В его творческом облике всегда гармонически сочетались вера в свой творческий путь с полным отсутствием мелкой самоуверенности. Лишь этой верой в правду своего пути объяснимы многие из известных бунинских оценок инопородных ему явлений (Достоевского, Блока и т.д.). Один из самых зорких людей среди всех, с кем мне довелось повстречаться на своем жизненном пути, Бунин способен на такие несправедливые высказывания, как мало кто другой. За эту несправедливость его часто бессмысленно зло корят, но часто и слишком благожелательно оправдывают, ссылаясь на то, что «священный огонь» исключительного дарования — не электричество, приспособленное к равномерно-трезвому освещению любых явлений жизни. Не думаю, чтобы это сравнение было очень убедительно, но оставим его в стороне, как и всю проблему вины. Спросим себя лучше: в чем, собственно, дело, почему зоркий Бунин становится иногда слепым? Думаю, что вопрос этот сложнее, чем кажется, и что в гневных вспышках Бунина, наряду с очевидной слепотой, есть и своя прозорливость. Когда Бунин видит, как аполлиническое пушкинское «упоение в бою и бездны мрачной на краю» превращается под влиянием Достоевского в обывательскую толчею у мистической бездны, он кричит на Достоевского, что тот «сует Христа в свои бульварные романы». Когда он слышит, как трагический срыв Блока — скатывание «Прекрасной дамы» до «Незнакомки» — становится модой дня и как по салонам и кабакам начинается какая-то мистика под гитару, он обрушивается на Блока и доказывает, что это всего только изолгавшийся Аполлон Григорьев.
Что и говорить, по отношению к Достоевскому и Блоку все его обвинения несправедливы и неверны (думается, что Бунин подчас это и сам лучше всех нас знал), — но по отношению к той угрозе духовной трезвости и подлинности, которую таят в себе не Достоевский и Блок, а блоко-достоевщина, страстные бунинские запальчивости, от которых не спрячешься и мимо которых не пройдешь, не только верны, но и справедливы. Во всяком случае, они не беспредметны. Нельзя не видеть, что когда Бунин, по-видимому, совершенно бессмысленно, спичку называет чертом, он правильно чует, что в аду пахнет серой. В этом смысле его будто бы «слепые злостности» — зоркие предостережения.
Созерцание мира умными глазами стоит любой миросозерцательной глубины. В чем же ум бунинских глаз и в чем глубина его миросозерцания? Ответить на эти вопросы нелегко, так как искусство Бунина лишено, как было уже сказано выше, всякой проблематики. Известное замечание, что среди писателей больше всего описателей, кажется как нельзя более применимым к Бунину. И действительно, все его вещи — прежде всего описания: мира, людей, событий; медленные, подробные, тщательные, бесконечно совершенные, но на первый взгляд как будто внешние.

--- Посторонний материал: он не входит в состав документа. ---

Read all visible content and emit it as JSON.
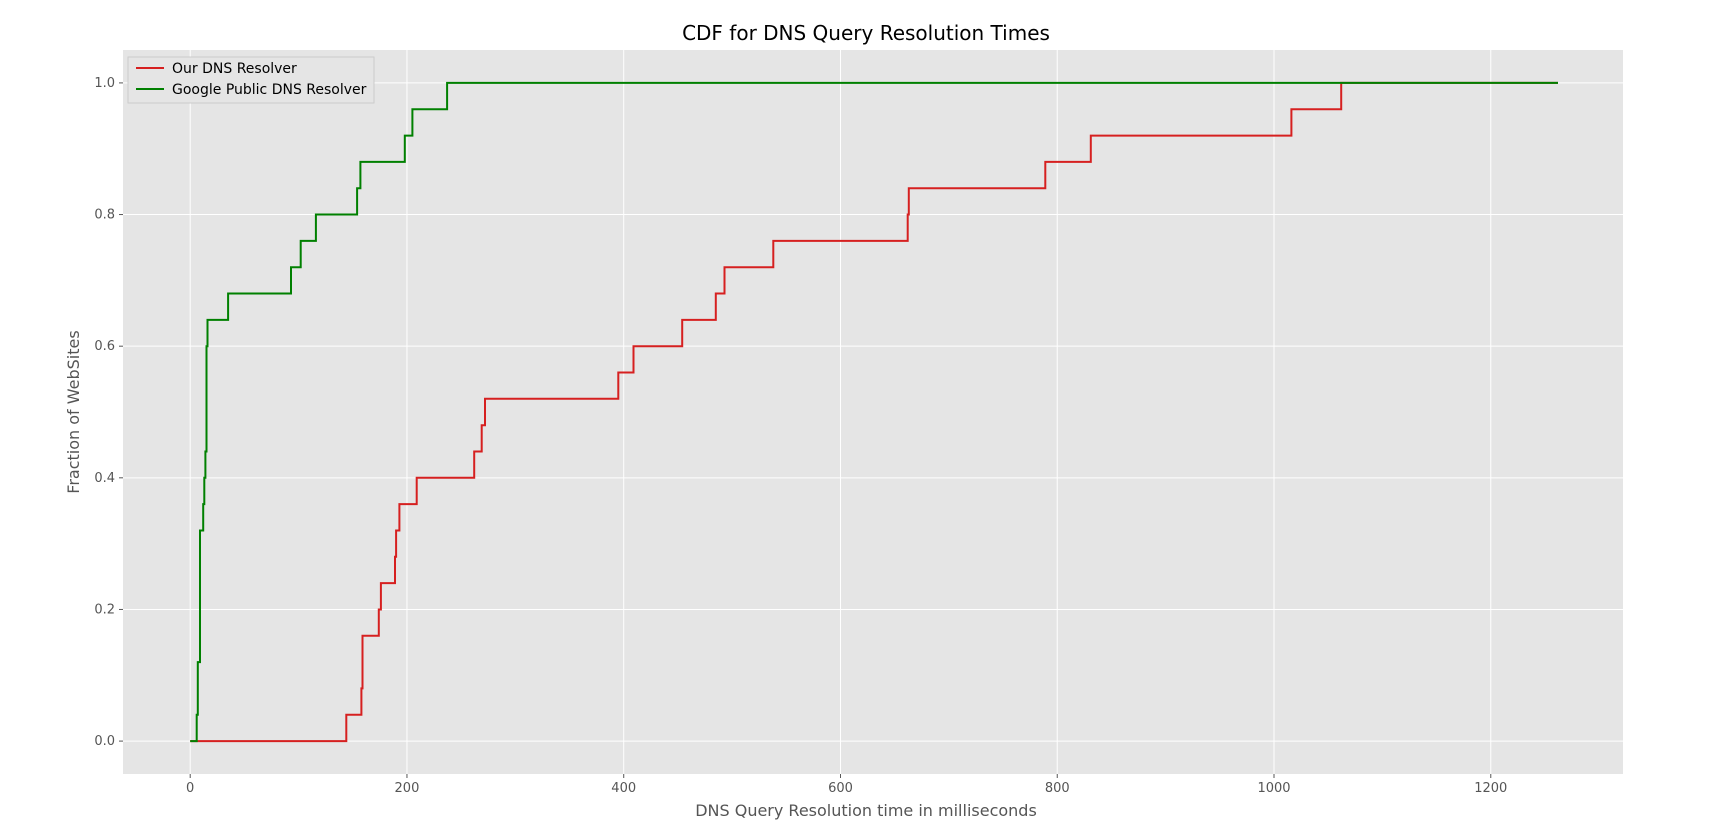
{
  "chart_data": {
    "type": "line",
    "step": true,
    "title": "CDF for DNS Query Resolution Times",
    "xlabel": "DNS Query Resolution time in milliseconds",
    "ylabel": "Fraction of WebSites",
    "xlim": [
      -62,
      1322
    ],
    "ylim": [
      -0.05,
      1.05
    ],
    "xticks": [
      0,
      200,
      400,
      600,
      800,
      1000,
      1200
    ],
    "yticks": [
      0.0,
      0.2,
      0.4,
      0.6,
      0.8,
      1.0
    ],
    "xtick_labels": [
      "0",
      "200",
      "400",
      "600",
      "800",
      "1000",
      "1200"
    ],
    "ytick_labels": [
      "0.0",
      "0.2",
      "0.4",
      "0.6",
      "0.8",
      "1.0"
    ],
    "grid": true,
    "background": "#e5e5e5",
    "legend_position": "top-left",
    "series": [
      {
        "name": "Our DNS Resolver",
        "color": "#d62020",
        "points": [
          [
            0,
            0.0
          ],
          [
            144,
            0.0
          ],
          [
            144,
            0.04
          ],
          [
            158,
            0.04
          ],
          [
            158,
            0.08
          ],
          [
            159,
            0.08
          ],
          [
            159,
            0.16
          ],
          [
            174,
            0.16
          ],
          [
            174,
            0.2
          ],
          [
            176,
            0.2
          ],
          [
            176,
            0.24
          ],
          [
            189,
            0.24
          ],
          [
            189,
            0.28
          ],
          [
            190,
            0.28
          ],
          [
            190,
            0.32
          ],
          [
            193,
            0.32
          ],
          [
            193,
            0.36
          ],
          [
            209,
            0.36
          ],
          [
            209,
            0.4
          ],
          [
            262,
            0.4
          ],
          [
            262,
            0.44
          ],
          [
            269,
            0.44
          ],
          [
            269,
            0.48
          ],
          [
            272,
            0.48
          ],
          [
            272,
            0.52
          ],
          [
            395,
            0.52
          ],
          [
            395,
            0.56
          ],
          [
            409,
            0.56
          ],
          [
            409,
            0.6
          ],
          [
            454,
            0.6
          ],
          [
            454,
            0.64
          ],
          [
            485,
            0.64
          ],
          [
            485,
            0.68
          ],
          [
            493,
            0.68
          ],
          [
            493,
            0.72
          ],
          [
            538,
            0.72
          ],
          [
            538,
            0.76
          ],
          [
            662,
            0.76
          ],
          [
            662,
            0.8
          ],
          [
            663,
            0.8
          ],
          [
            663,
            0.84
          ],
          [
            789,
            0.84
          ],
          [
            789,
            0.88
          ],
          [
            831,
            0.88
          ],
          [
            831,
            0.92
          ],
          [
            1016,
            0.92
          ],
          [
            1016,
            0.96
          ],
          [
            1062,
            0.96
          ],
          [
            1062,
            1.0
          ],
          [
            1262,
            1.0
          ]
        ]
      },
      {
        "name": "Google Public DNS Resolver",
        "color": "#008000",
        "points": [
          [
            0,
            0.0
          ],
          [
            6,
            0.0
          ],
          [
            6,
            0.04
          ],
          [
            7,
            0.04
          ],
          [
            7,
            0.12
          ],
          [
            9,
            0.12
          ],
          [
            9,
            0.32
          ],
          [
            12,
            0.32
          ],
          [
            12,
            0.36
          ],
          [
            13,
            0.36
          ],
          [
            13,
            0.4
          ],
          [
            14,
            0.4
          ],
          [
            14,
            0.44
          ],
          [
            15,
            0.44
          ],
          [
            15,
            0.6
          ],
          [
            16,
            0.6
          ],
          [
            16,
            0.64
          ],
          [
            35,
            0.64
          ],
          [
            35,
            0.68
          ],
          [
            93,
            0.68
          ],
          [
            93,
            0.72
          ],
          [
            102,
            0.72
          ],
          [
            102,
            0.76
          ],
          [
            116,
            0.76
          ],
          [
            116,
            0.8
          ],
          [
            154,
            0.8
          ],
          [
            154,
            0.84
          ],
          [
            157,
            0.84
          ],
          [
            157,
            0.88
          ],
          [
            198,
            0.88
          ],
          [
            198,
            0.92
          ],
          [
            205,
            0.92
          ],
          [
            205,
            0.96
          ],
          [
            237,
            0.96
          ],
          [
            237,
            1.0
          ],
          [
            1262,
            1.0
          ]
        ]
      }
    ]
  }
}
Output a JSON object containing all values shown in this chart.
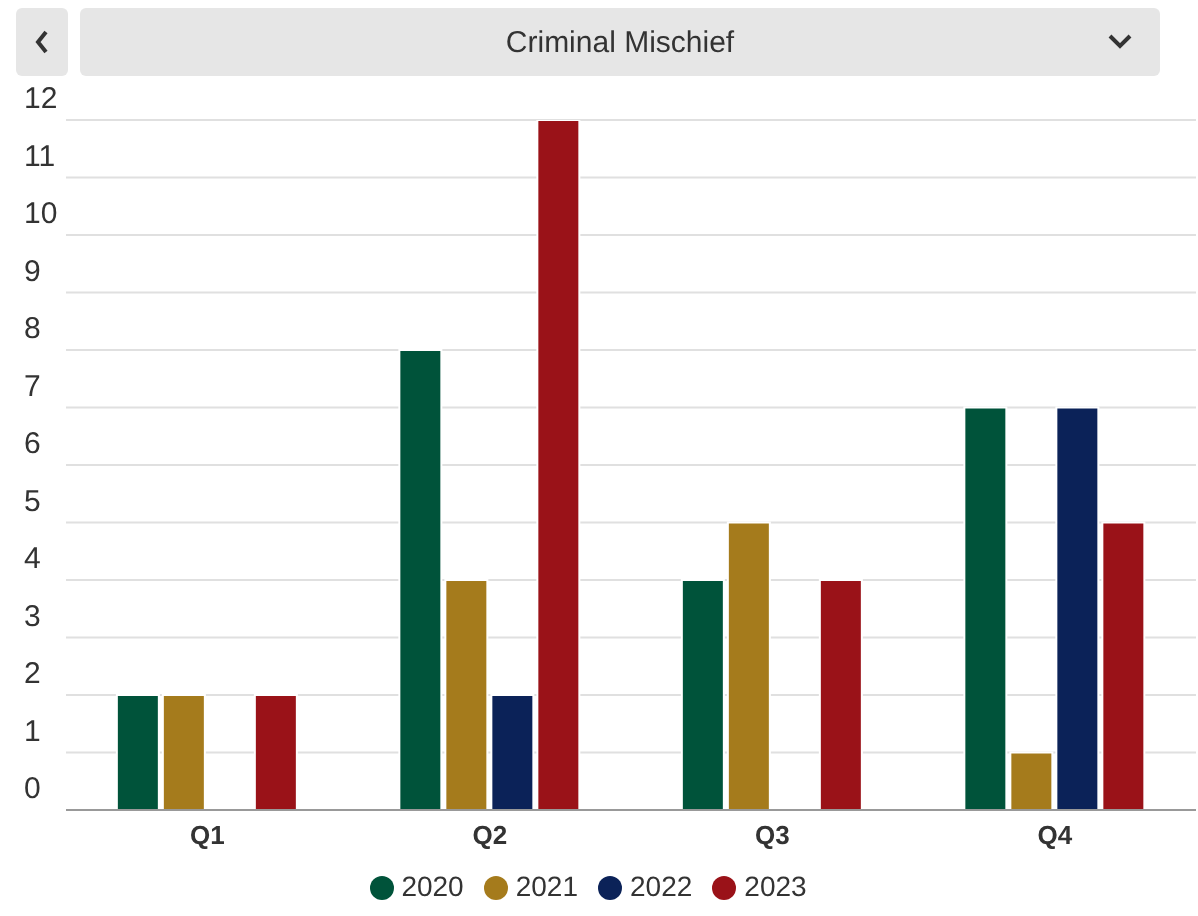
{
  "chart_data": {
    "type": "bar",
    "title": "Criminal Mischief",
    "categories": [
      "Q1",
      "Q2",
      "Q3",
      "Q4"
    ],
    "series": [
      {
        "name": "2020",
        "color": "#00533a",
        "values": [
          2,
          8,
          4,
          7
        ]
      },
      {
        "name": "2021",
        "color": "#a57b1c",
        "values": [
          2,
          4,
          5,
          1
        ]
      },
      {
        "name": "2022",
        "color": "#0b2258",
        "values": [
          null,
          2,
          null,
          7
        ]
      },
      {
        "name": "2023",
        "color": "#9a1218",
        "values": [
          2,
          12,
          4,
          5
        ]
      }
    ],
    "ylim": [
      0,
      12
    ],
    "yticks": [
      0,
      1,
      2,
      3,
      4,
      5,
      6,
      7,
      8,
      9,
      10,
      11,
      12
    ],
    "grid": "y",
    "legend": "bottom"
  }
}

Этой внешностью Бунина, в особенности в прежние годы, часто корили; за нее упрекали его в холодности, в жесткой справедливости. Эта ходячая характеристика всегда связывалась с расточением похвал по адресу замечательного языка, которым пишет Бунин. Помню, как Иван Алексеевич однажды шутил по этому поводу: «Какой такой особый у меня язык; пишу русским языком, язык, конечно, замечательный, но я-то тут при чем?»
Эта шутка больше, чем шутка: в ней слышится упрек тем, кто считает его, Бунина, обладателем блистательного, но в сущности, лишь формального дарования, в совершенстве отражающего мир, но не имеющего ничего сказать миру в целях его совершенствования.
Такое представление о Бунине, конечно, глубоко неверно. Верно лишь то, что он не учит мир совершенству, а усовершенствует его своим искусством, не наставляет его на путь истинный, а воистину преображает его. Причем преображение это совершается Буниным как настоящим художником совсем незаметно, легким положением рук на вещи, без всякого насильнического вмешательства в мир, без самовольного разгрома его форм, без самовольного переоформления. Во всех писаниях Бунина перед нами предстает мир до конца знакомый и все же неузнаваемый; совершенно внешний и все же бесконечно глубокий.